For the most part, these clichés still exist, with one notable difference: before, all of this cinematic activity took place among thick clouds of smoke. But with a number of other European countries already enforcing their own bans, France went smoke-free in 2007, just before Sarkozy was elected.
What’s interesting is how easily France’s smoking ban was embraced. In the months leading up to it, many wondered if the French – a nation of heavy smokers – would follow it at all. Many of the larger restaurants had installed non-smoking sections years before, but that didn’t stop their occupants from lighting up. What made the government think that a global ban would change anything?
The crowded sidewalks and outdoor patios attest, since 2007, that things have changed, and while it’s not evident (anecdotally, at least) that the French have cut down on how much they smoke, they’re certainly doing it in a different spot.
North American smokers have been accustomed to this for years, and in Canada at least, the laws are getting tougher: in some areas, smokers must put a designated number of metres between themselves and the building in front of which they are standing, and one town in Nova Scotia is instituting a smoking ban on an entire street.
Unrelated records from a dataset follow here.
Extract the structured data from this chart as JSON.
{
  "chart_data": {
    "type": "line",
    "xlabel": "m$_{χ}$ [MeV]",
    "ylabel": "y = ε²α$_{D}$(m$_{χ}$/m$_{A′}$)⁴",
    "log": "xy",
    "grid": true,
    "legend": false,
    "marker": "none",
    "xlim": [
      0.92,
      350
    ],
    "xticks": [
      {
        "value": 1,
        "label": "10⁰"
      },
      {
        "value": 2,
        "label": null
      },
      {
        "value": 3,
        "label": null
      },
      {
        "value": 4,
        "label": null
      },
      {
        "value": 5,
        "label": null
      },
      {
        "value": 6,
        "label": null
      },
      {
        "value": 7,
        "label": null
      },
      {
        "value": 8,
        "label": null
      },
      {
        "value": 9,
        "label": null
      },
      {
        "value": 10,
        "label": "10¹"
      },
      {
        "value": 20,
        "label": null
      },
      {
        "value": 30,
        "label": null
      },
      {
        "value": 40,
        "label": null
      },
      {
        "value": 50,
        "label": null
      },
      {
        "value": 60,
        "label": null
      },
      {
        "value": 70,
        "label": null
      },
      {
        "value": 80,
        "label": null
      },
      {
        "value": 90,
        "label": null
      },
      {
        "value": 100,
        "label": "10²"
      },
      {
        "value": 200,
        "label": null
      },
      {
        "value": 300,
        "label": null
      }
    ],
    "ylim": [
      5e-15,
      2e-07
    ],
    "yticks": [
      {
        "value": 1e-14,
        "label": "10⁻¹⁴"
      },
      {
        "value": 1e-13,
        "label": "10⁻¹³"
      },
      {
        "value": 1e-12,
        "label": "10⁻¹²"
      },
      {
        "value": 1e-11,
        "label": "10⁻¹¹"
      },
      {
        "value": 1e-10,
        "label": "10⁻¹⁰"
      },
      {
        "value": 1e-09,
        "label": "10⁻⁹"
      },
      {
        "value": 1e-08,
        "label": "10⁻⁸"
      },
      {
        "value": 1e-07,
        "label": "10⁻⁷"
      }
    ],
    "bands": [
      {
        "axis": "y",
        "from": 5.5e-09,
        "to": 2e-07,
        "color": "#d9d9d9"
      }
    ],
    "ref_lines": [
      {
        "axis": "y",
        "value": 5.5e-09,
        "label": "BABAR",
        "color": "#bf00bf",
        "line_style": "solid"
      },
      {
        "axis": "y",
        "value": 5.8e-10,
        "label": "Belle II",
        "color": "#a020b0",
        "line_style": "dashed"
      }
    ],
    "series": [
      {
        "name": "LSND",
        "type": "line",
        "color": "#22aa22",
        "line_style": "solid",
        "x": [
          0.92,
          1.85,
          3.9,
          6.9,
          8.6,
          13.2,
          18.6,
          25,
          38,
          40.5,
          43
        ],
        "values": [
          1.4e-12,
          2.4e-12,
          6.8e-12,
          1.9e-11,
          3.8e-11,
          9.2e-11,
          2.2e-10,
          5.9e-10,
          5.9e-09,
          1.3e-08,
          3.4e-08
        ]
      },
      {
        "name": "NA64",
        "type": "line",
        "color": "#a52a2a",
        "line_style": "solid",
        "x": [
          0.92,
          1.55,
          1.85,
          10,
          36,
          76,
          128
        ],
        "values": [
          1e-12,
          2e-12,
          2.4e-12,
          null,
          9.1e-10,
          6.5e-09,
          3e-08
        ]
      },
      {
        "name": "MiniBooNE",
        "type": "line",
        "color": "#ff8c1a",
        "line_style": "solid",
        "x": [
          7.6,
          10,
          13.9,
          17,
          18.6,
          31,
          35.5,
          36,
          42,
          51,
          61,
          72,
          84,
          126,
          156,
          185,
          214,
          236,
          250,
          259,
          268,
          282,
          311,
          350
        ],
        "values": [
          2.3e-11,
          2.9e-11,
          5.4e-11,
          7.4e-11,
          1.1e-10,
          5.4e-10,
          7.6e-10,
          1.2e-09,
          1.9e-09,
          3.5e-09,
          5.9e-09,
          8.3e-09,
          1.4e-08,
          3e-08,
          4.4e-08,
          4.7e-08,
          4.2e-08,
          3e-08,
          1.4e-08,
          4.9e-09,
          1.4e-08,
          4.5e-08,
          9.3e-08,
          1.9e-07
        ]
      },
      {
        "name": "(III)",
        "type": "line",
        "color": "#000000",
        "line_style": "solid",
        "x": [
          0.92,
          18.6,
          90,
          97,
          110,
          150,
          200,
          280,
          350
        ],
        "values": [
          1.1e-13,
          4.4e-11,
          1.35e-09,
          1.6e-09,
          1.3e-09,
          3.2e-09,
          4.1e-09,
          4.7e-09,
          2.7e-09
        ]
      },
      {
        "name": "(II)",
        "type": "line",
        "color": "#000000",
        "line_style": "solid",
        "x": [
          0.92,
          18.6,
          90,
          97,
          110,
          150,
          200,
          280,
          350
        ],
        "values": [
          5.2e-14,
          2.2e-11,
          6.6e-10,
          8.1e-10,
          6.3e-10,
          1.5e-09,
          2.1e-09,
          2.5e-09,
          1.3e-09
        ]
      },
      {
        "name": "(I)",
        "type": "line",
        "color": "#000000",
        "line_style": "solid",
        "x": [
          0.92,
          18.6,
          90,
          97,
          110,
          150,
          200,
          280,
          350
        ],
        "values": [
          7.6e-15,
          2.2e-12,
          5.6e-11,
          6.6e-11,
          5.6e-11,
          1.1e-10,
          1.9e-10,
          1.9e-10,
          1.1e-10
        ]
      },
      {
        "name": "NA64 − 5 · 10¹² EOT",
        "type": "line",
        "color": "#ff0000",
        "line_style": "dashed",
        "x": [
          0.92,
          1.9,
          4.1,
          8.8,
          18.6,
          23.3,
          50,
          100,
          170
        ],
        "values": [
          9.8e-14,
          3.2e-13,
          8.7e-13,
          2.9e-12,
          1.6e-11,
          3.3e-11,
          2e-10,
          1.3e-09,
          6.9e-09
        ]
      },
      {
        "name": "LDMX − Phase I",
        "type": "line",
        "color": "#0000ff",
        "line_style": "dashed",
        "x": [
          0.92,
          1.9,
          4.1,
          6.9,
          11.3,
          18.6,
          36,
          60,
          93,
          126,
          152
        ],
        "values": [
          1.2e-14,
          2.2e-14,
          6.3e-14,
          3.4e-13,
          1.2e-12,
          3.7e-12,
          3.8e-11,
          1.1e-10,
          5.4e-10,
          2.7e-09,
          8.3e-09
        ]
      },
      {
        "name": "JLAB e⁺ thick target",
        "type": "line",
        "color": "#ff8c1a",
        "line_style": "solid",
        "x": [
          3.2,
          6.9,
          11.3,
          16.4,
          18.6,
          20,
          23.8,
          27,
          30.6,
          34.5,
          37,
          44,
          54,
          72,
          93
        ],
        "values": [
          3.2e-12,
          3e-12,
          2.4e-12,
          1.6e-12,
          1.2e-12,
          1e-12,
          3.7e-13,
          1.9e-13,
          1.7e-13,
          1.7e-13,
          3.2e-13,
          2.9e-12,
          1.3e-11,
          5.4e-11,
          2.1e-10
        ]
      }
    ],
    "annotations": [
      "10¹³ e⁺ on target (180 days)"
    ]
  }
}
But this isn’t a forum for raising the tired issues relating to why smoking is bad. Nor is it the place to debate whose rights are more important (those of non-smokers versus smokers) because we all know whose have prevailed. It’s unnecessary to (yet again) discuss how much smoking costs the health system, because we are well aware of its price. Just as we are in tune with the other dangers threatening our well-being – like, say, stress resulting from the increasing number of screeching children now populating Parisian cafés because their parents no longer fear polluting little lungs.
Here, what’s regrettable about the smoking ban is that it makes Paris seem more like home. In Canada, the knee-jerk reaction every time something poses any kind of threat is to propose a ban, or at least heavy restrictions. (One of the most extreme examples surfaced last summer, when a politician suggested establishing a ‘knife registry’ similar to the country’s gun registry, after a murder on a cross-country bus involving a kitchen knife.) Many of us who moved to the Old World did so, in part, to get away from the constraints of the New one. A smoke-free Paris may seem like a trivial matter to complain about, but it begs the question: under the guise of improving our collective health and well-being, what will they outlaw next? Will the break from May 1968 evolve from ‘forbidden to forbid’ to simply ‘forbidden?’
And if so, where does this leave the bon vivants?